The lens is mounted on a translation carriage that allows setting the irradiated spot size to the desired value—once set, the spot size is held constant during the test. The sample is mounted in a precision multi-axis stage, which is used to position different test sites in the beam and to set the incidence angle. The polarization state is selected with a waveplate.

The incident laser pulse is sampled with uncoated quartz wedges-portions of the beam are directed to various detectors for measurement of total pulse energy, spatial profile, and temporal waveform. The sample surface and the visible laser radiation scattered from it are observed with a 20X optical microscope (not shown in the figure).

Scaling LIDT results

Because the LIDT results are highly dependent on the test parameters used, a common question is whether the results can be mapped to other wavelengths or pulse widths. For pulse-width scaling, an industry-accepted approximation of Root T scaling can be used. The scaling coefficient is specific for a pulse-width regime. For example, "root T" scaling with scaling proportional to T1/2 (where T is pulse duration) can be used from roughly 30 ps to 100 ns as:

Irradiance (MW/cm2) = Irradianceold (MW/cm2) * SQRT(Told/Tnew)

or as:

Fluence (J/cm2) = Fluenceold (J/cm2) * SQRT(Tnew/Told)
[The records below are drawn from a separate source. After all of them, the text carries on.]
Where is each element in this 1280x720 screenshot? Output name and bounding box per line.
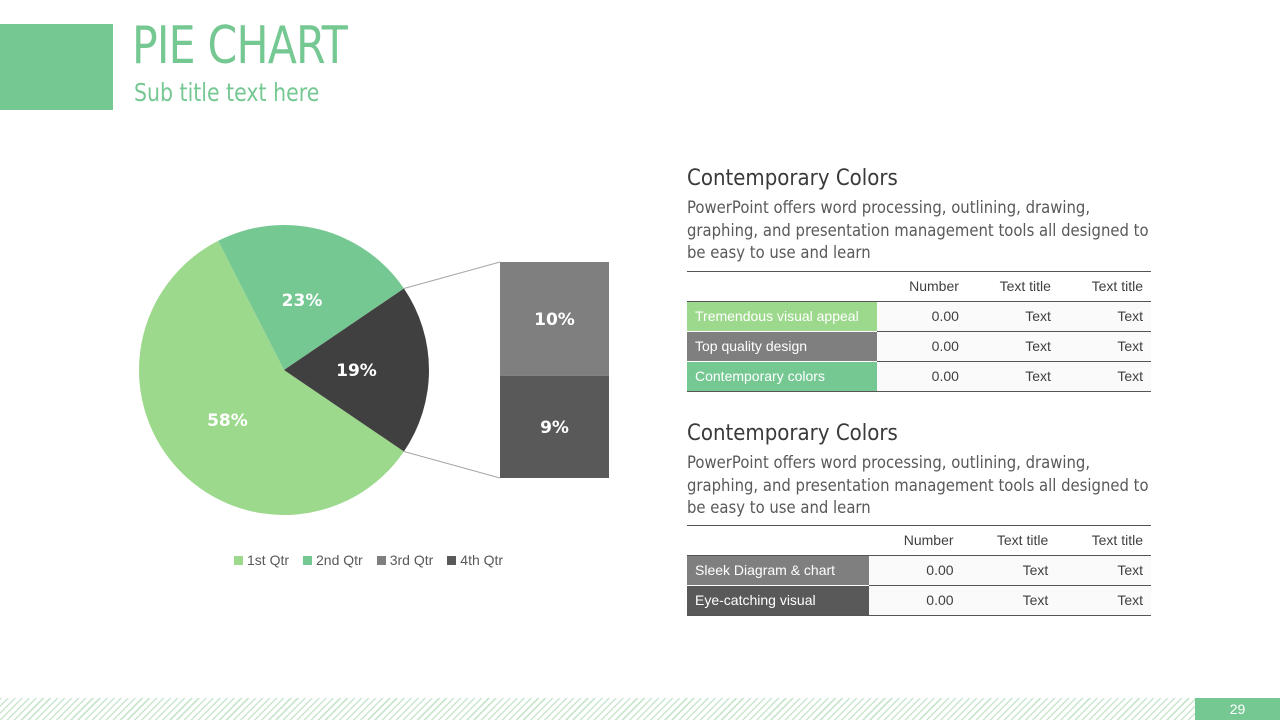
section-body: PowerPoint offers word processing, outli…	[687, 198, 1149, 262]
breakdown-bar-label: 10%	[534, 310, 575, 330]
row-label: Sleek Diagram & chart	[687, 555, 869, 586]
page-number: 29	[1195, 698, 1280, 720]
section-heading: Contemporary Colors	[687, 421, 898, 446]
data-table-1: Number Text title Text title Tremendous …	[687, 270, 1151, 392]
section-heading: Contemporary Colors	[687, 166, 898, 191]
slide-title: PIE CHART	[132, 16, 348, 76]
breakdown-bar-segment	[500, 375, 609, 478]
table-header-cell: Text title	[961, 524, 1057, 556]
pie-slice-1st-qtr	[138, 240, 404, 516]
table-header-row: Number Text title Text title	[687, 270, 1151, 302]
row-label: Contemporary colors	[687, 361, 877, 392]
table-header-cell: Text title	[1058, 270, 1151, 302]
connector-line	[403, 451, 501, 479]
info-section-1: Contemporary Colors PowerPoint offers wo…	[687, 166, 1151, 392]
legend-item: 1st Qtr	[234, 552, 289, 568]
table-cell: Text	[961, 555, 1057, 586]
table-row: Contemporary colors 0.00 Text Text	[687, 361, 1151, 392]
pie-label-1st-qtr: 58%	[207, 411, 248, 431]
table-row: Sleek Diagram & chart 0.00 Text Text	[687, 555, 1151, 586]
pie-slice-other	[284, 288, 430, 452]
legend-swatch	[376, 555, 386, 565]
table-cell: Text	[966, 331, 1059, 362]
table-cell: Text	[1056, 555, 1151, 586]
data-table-2: Number Text title Text title Sleek Diagr…	[687, 524, 1151, 616]
table-cell: Text	[1058, 361, 1151, 392]
table-cell: 0.00	[877, 331, 967, 362]
legend-item: 2nd Qtr	[303, 552, 363, 568]
table-row: Tremendous visual appeal 0.00 Text Text	[687, 301, 1151, 332]
table-cell: 0.00	[869, 555, 962, 586]
pie-slice-2nd-qtr	[218, 224, 404, 370]
chart-legend: 1st Qtr 2nd Qtr 3rd Qtr 4th Qtr	[234, 552, 503, 568]
table-header-cell: Text title	[1056, 524, 1151, 556]
legend-swatch	[234, 555, 243, 565]
table-row: Top quality design 0.00 Text Text	[687, 331, 1151, 362]
legend-label: 3rd Qtr	[389, 552, 434, 568]
legend-swatch	[447, 555, 457, 565]
table-cell: 0.00	[877, 361, 967, 392]
table-cell: Text	[1058, 301, 1151, 332]
legend-label: 2nd Qtr	[316, 552, 363, 568]
legend-label: 4th Qtr	[460, 552, 504, 568]
table-header-cell	[687, 524, 869, 556]
section-body: PowerPoint offers word processing, outli…	[687, 453, 1149, 517]
table-header-cell: Number	[869, 524, 962, 556]
table-cell: Text	[961, 585, 1057, 616]
table-cell: Text	[1056, 585, 1151, 616]
legend-swatch	[303, 555, 313, 565]
row-label: Eye-catching visual	[687, 585, 869, 616]
row-label: Tremendous visual appeal	[687, 301, 877, 332]
legend-label: 1st Qtr	[247, 552, 290, 568]
pie-label-other: 19%	[336, 361, 377, 381]
table-header-row: Number Text title Text title	[687, 524, 1151, 556]
table-header-cell: Number	[877, 270, 967, 302]
table-cell: Text	[1058, 331, 1151, 362]
breakdown-bar-segment	[500, 262, 609, 376]
table-cell: Text	[966, 361, 1059, 392]
pie-label-2nd-qtr: 23%	[282, 291, 323, 311]
table-header-cell: Text title	[966, 270, 1059, 302]
breakdown-bar-label: 9%	[540, 418, 569, 438]
table-row: Eye-catching visual 0.00 Text Text	[687, 585, 1151, 616]
row-label: Top quality design	[687, 331, 877, 362]
table-cell: 0.00	[869, 585, 962, 616]
connector-line	[403, 261, 501, 289]
legend-item: 4th Qtr	[447, 552, 503, 568]
info-section-2: Contemporary Colors PowerPoint offers wo…	[687, 421, 1151, 616]
table-cell: 0.00	[877, 301, 967, 332]
footer-stripe-band	[0, 698, 1195, 720]
slide-subtitle: Sub title text here	[134, 78, 320, 107]
title-accent-block	[0, 24, 113, 110]
table-header-cell	[687, 270, 877, 302]
table-cell: Text	[966, 301, 1059, 332]
legend-item: 3rd Qtr	[376, 552, 434, 568]
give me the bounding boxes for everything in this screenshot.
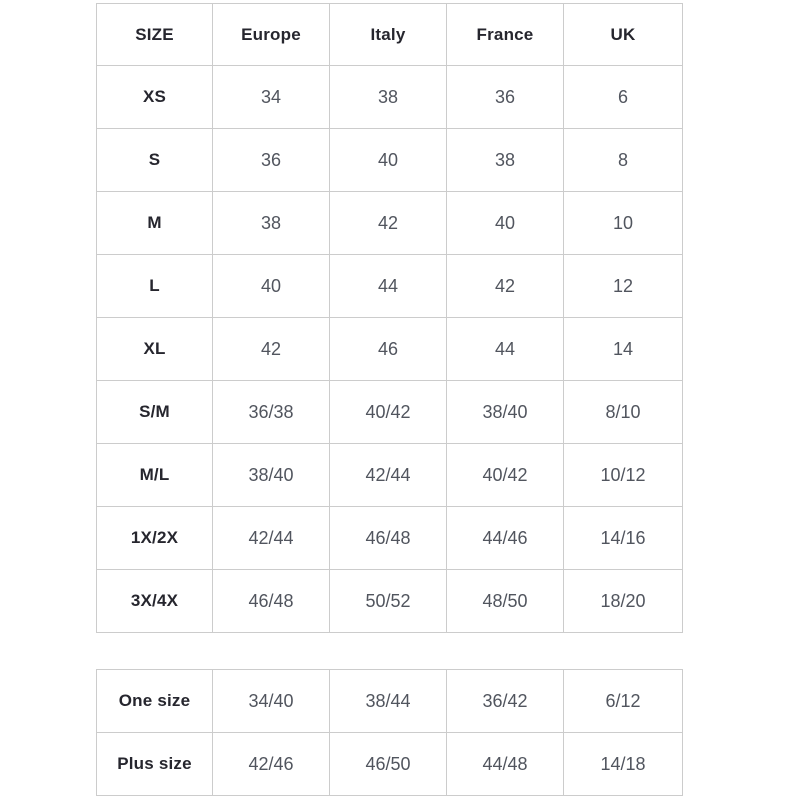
column-header-italy: Italy [329,3,447,66]
size-value-france: 36/42 [446,669,564,733]
size-value-uk: 10 [563,191,683,255]
size-value-europe: 36 [212,128,330,192]
size-value-italy: 42/44 [329,443,447,507]
size-value-france: 38/40 [446,380,564,444]
size-label: One size [96,669,213,733]
size-value-uk: 8 [563,128,683,192]
size-label: S [96,128,213,192]
size-label: S/M [96,380,213,444]
size-value-italy: 46/48 [329,506,447,570]
size-value-france: 44/48 [446,732,564,796]
size-value-france: 40/42 [446,443,564,507]
table-row-one-size: One size 34/40 38/44 36/42 6/12 [96,669,683,733]
table-row-sm: S/M 36/38 40/42 38/40 8/10 [96,380,683,444]
table-row-3x4x: 3X/4X 46/48 50/52 48/50 18/20 [96,569,683,633]
size-value-uk: 10/12 [563,443,683,507]
column-header-size: SIZE [96,3,213,66]
size-value-france: 44 [446,317,564,381]
size-value-france: 38 [446,128,564,192]
table-row-s: S 36 40 38 8 [96,128,683,192]
table-row-plus-size: Plus size 42/46 46/50 44/48 14/18 [96,732,683,796]
table-row-l: L 40 44 42 12 [96,254,683,318]
column-header-uk: UK [563,3,683,66]
column-header-france: France [446,3,564,66]
table-row-1x2x: 1X/2X 42/44 46/48 44/46 14/16 [96,506,683,570]
size-value-uk: 14 [563,317,683,381]
header-row: SIZE Europe Italy France UK [96,3,683,66]
size-value-europe: 34/40 [212,669,330,733]
size-label: M/L [96,443,213,507]
size-conversion-table: SIZE Europe Italy France UK XS 34 38 36 … [96,3,683,633]
size-value-uk: 12 [563,254,683,318]
size-value-uk: 14/16 [563,506,683,570]
size-value-uk: 6/12 [563,669,683,733]
size-label: XS [96,65,213,129]
size-value-italy: 40/42 [329,380,447,444]
table-row-m: M 38 42 40 10 [96,191,683,255]
size-value-italy: 46/50 [329,732,447,796]
size-value-europe: 42 [212,317,330,381]
size-value-italy: 50/52 [329,569,447,633]
size-value-italy: 44 [329,254,447,318]
size-label: Plus size [96,732,213,796]
size-value-uk: 14/18 [563,732,683,796]
size-value-italy: 38/44 [329,669,447,733]
size-value-europe: 36/38 [212,380,330,444]
table-row-xl: XL 42 46 44 14 [96,317,683,381]
size-tables-container: SIZE Europe Italy France UK XS 34 38 36 … [96,3,683,796]
size-value-italy: 46 [329,317,447,381]
size-value-uk: 18/20 [563,569,683,633]
size-value-europe: 40 [212,254,330,318]
size-value-france: 40 [446,191,564,255]
size-value-uk: 8/10 [563,380,683,444]
size-value-europe: 42/44 [212,506,330,570]
size-value-france: 44/46 [446,506,564,570]
size-value-europe: 46/48 [212,569,330,633]
size-value-europe: 38 [212,191,330,255]
table-row-ml: M/L 38/40 42/44 40/42 10/12 [96,443,683,507]
size-value-france: 48/50 [446,569,564,633]
size-value-uk: 6 [563,65,683,129]
size-value-italy: 42 [329,191,447,255]
size-label: 3X/4X [96,569,213,633]
size-value-italy: 38 [329,65,447,129]
size-value-italy: 40 [329,128,447,192]
size-value-europe: 38/40 [212,443,330,507]
size-value-europe: 34 [212,65,330,129]
table-row-xs: XS 34 38 36 6 [96,65,683,129]
one-size-table: One size 34/40 38/44 36/42 6/12 Plus siz… [96,669,683,796]
size-value-france: 36 [446,65,564,129]
column-header-europe: Europe [212,3,330,66]
size-value-europe: 42/46 [212,732,330,796]
size-value-france: 42 [446,254,564,318]
size-label: 1X/2X [96,506,213,570]
size-label: XL [96,317,213,381]
size-label: M [96,191,213,255]
size-label: L [96,254,213,318]
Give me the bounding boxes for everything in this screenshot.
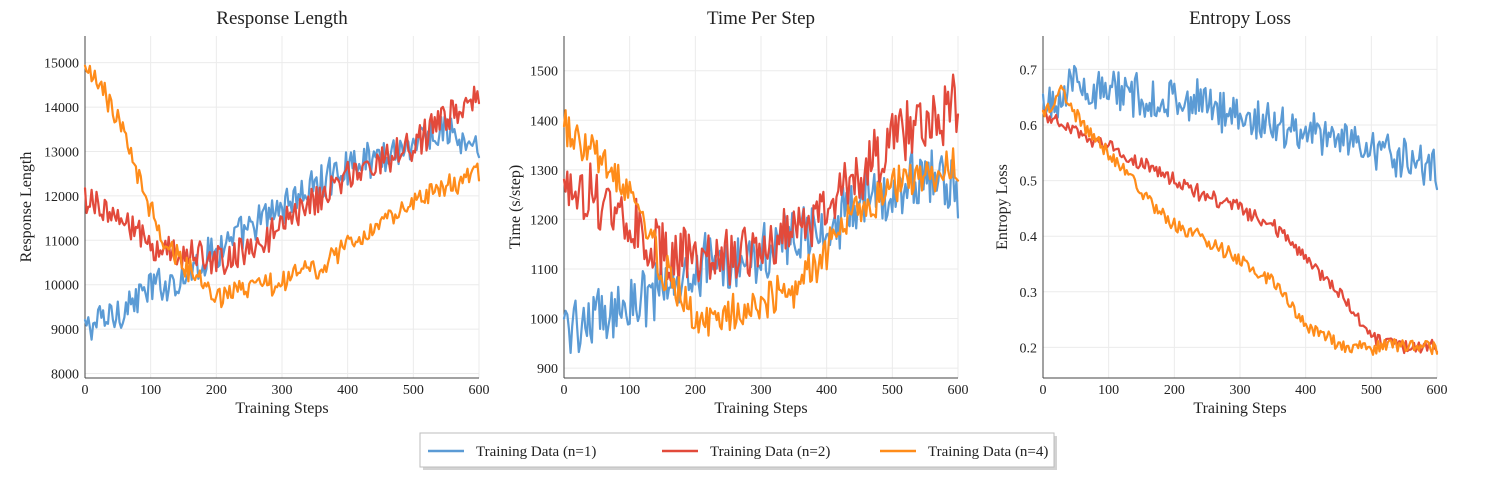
series-line-training-data-n-1 (562, 149, 960, 354)
legend-entry-training-data-n-4: Training Data (n=4) (880, 444, 1048, 460)
x-tick-label: 300 (272, 383, 293, 398)
y-tick-label: 1500 (530, 65, 558, 80)
x-tick-label: 500 (1361, 383, 1382, 398)
series-line-training-data-n-4 (1041, 84, 1439, 356)
y-tick-label: 900 (537, 362, 558, 377)
y-tick-label: 0.4 (1020, 230, 1038, 245)
x-tick-label: 100 (140, 383, 161, 398)
x-tick-label: 500 (403, 383, 424, 398)
x-tick-label: 500 (882, 383, 903, 398)
x-tick-label: 300 (1230, 383, 1251, 398)
x-axis-label: Training Steps (1193, 400, 1286, 417)
y-tick-label: 1100 (531, 263, 558, 278)
y-tick-label: 11000 (45, 234, 79, 249)
x-tick-label: 0 (1040, 383, 1047, 398)
legend: Training Data (n=1) Training Data (n=2) Tr… (419, 432, 1057, 470)
y-tick-label: 9000 (51, 323, 79, 338)
y-tick-label: 10000 (44, 279, 79, 294)
series-line-training-data-n-1 (83, 115, 481, 341)
y-tick-label: 0.5 (1020, 175, 1038, 190)
y-tick-label: 1200 (530, 213, 558, 228)
y-tick-label: 14000 (44, 101, 79, 116)
y-axis-label: Response Length (18, 152, 35, 263)
series-line-training-data-n-2 (83, 85, 481, 275)
x-tick-label: 600 (948, 383, 969, 398)
y-tick-label: 0.3 (1020, 286, 1038, 301)
legend-label: Training Data (n=1) (476, 444, 596, 460)
series-line-training-data-n-4 (562, 109, 960, 337)
y-tick-label: 0.2 (1020, 341, 1038, 356)
series-line-training-data-n-1 (1041, 64, 1439, 191)
response-length-chart: 0 100 200 300 400 500 600 8000 9000 10000 11000 120… (18, 8, 490, 417)
chart-title: Entropy Loss (1189, 8, 1291, 29)
x-tick-label: 200 (1164, 383, 1185, 398)
x-tick-label: 400 (337, 383, 358, 398)
x-tick-label: 400 (1295, 383, 1316, 398)
x-tick-label: 0 (82, 383, 89, 398)
legend-label: Training Data (n=4) (928, 444, 1048, 460)
x-tick-label: 200 (206, 383, 227, 398)
entropy-loss-chart: 0 100 200 300 400 500 600 0.2 0.3 0.4 0.5 0.6 0.7 Ent… (994, 8, 1448, 417)
time-per-step-chart: 0 100 200 300 400 500 600 900 1000 1100 1200 1300 14… (507, 8, 969, 417)
x-tick-label: 300 (751, 383, 772, 398)
y-axis-label: Entropy Loss (994, 164, 1011, 250)
y-tick-label: 13000 (44, 145, 79, 160)
x-tick-label: 400 (816, 383, 837, 398)
y-tick-label: 0.6 (1020, 119, 1038, 134)
y-tick-label: 1400 (530, 114, 558, 129)
x-axis-label: Training Steps (235, 400, 328, 417)
series-line-training-data-n-2 (562, 73, 960, 286)
x-tick-label: 100 (619, 383, 640, 398)
x-tick-label: 600 (1427, 383, 1448, 398)
x-tick-label: 200 (685, 383, 706, 398)
x-tick-label: 0 (561, 383, 568, 398)
series-line-training-data-n-2 (1041, 109, 1439, 355)
y-tick-label: 8000 (51, 368, 79, 383)
legend-entry-training-data-n-1: Training Data (n=1) (428, 444, 596, 460)
y-tick-label: 12000 (44, 190, 79, 205)
y-tick-label: 0.7 (1020, 63, 1038, 78)
x-axis-label: Training Steps (714, 400, 807, 417)
x-tick-label: 600 (469, 383, 490, 398)
y-tick-label: 1000 (530, 313, 558, 328)
legend-label: Training Data (n=2) (710, 444, 830, 460)
chart-title: Time Per Step (707, 8, 815, 29)
y-tick-label: 1300 (530, 164, 558, 179)
legend-entry-training-data-n-2: Training Data (n=2) (662, 444, 830, 460)
y-axis-label: Time (s/step) (507, 165, 524, 249)
chart-title: Response Length (216, 8, 348, 29)
series-line-training-data-n-4 (83, 64, 481, 309)
y-tick-label: 15000 (44, 57, 79, 72)
x-tick-label: 100 (1098, 383, 1119, 398)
Wavelength scaling has been shown to be inaccurate and is not recommended—see the white paper "Laser Induced Damage Threshold Wavelength Scaling, Fact or Fiction"6 for more information. A proper understanding of laser-damage thresholds can avoid costly mistakes by ensuring that an optical component will achieve the required performance for your application.

REFERENCES

1. T. H. Maiman, Nature, 187, 493–494 (Aug. 6, 1960); doi:10.1038/187493a0.

2. R. M. Wood, "Laser-induced damage by thermal effects," Laser-induced Damage in Optical Materials, 9–23 (2015).

3. G. L. Wood, "Laser induced optical damage in solids," Center for Night Vision and Electro-Optics (Jul. 1991).

4. D. B. Murphy and M. W. Davidson, Fundamentals of Light Microscopy and Electronic Imaging, 2nd ed., 173–197 (2012).

5. S. C. Sietel, Laser Damage Test Handbook and Database of Nd:YAG Laser Optics, 2.7–2.8 (1998).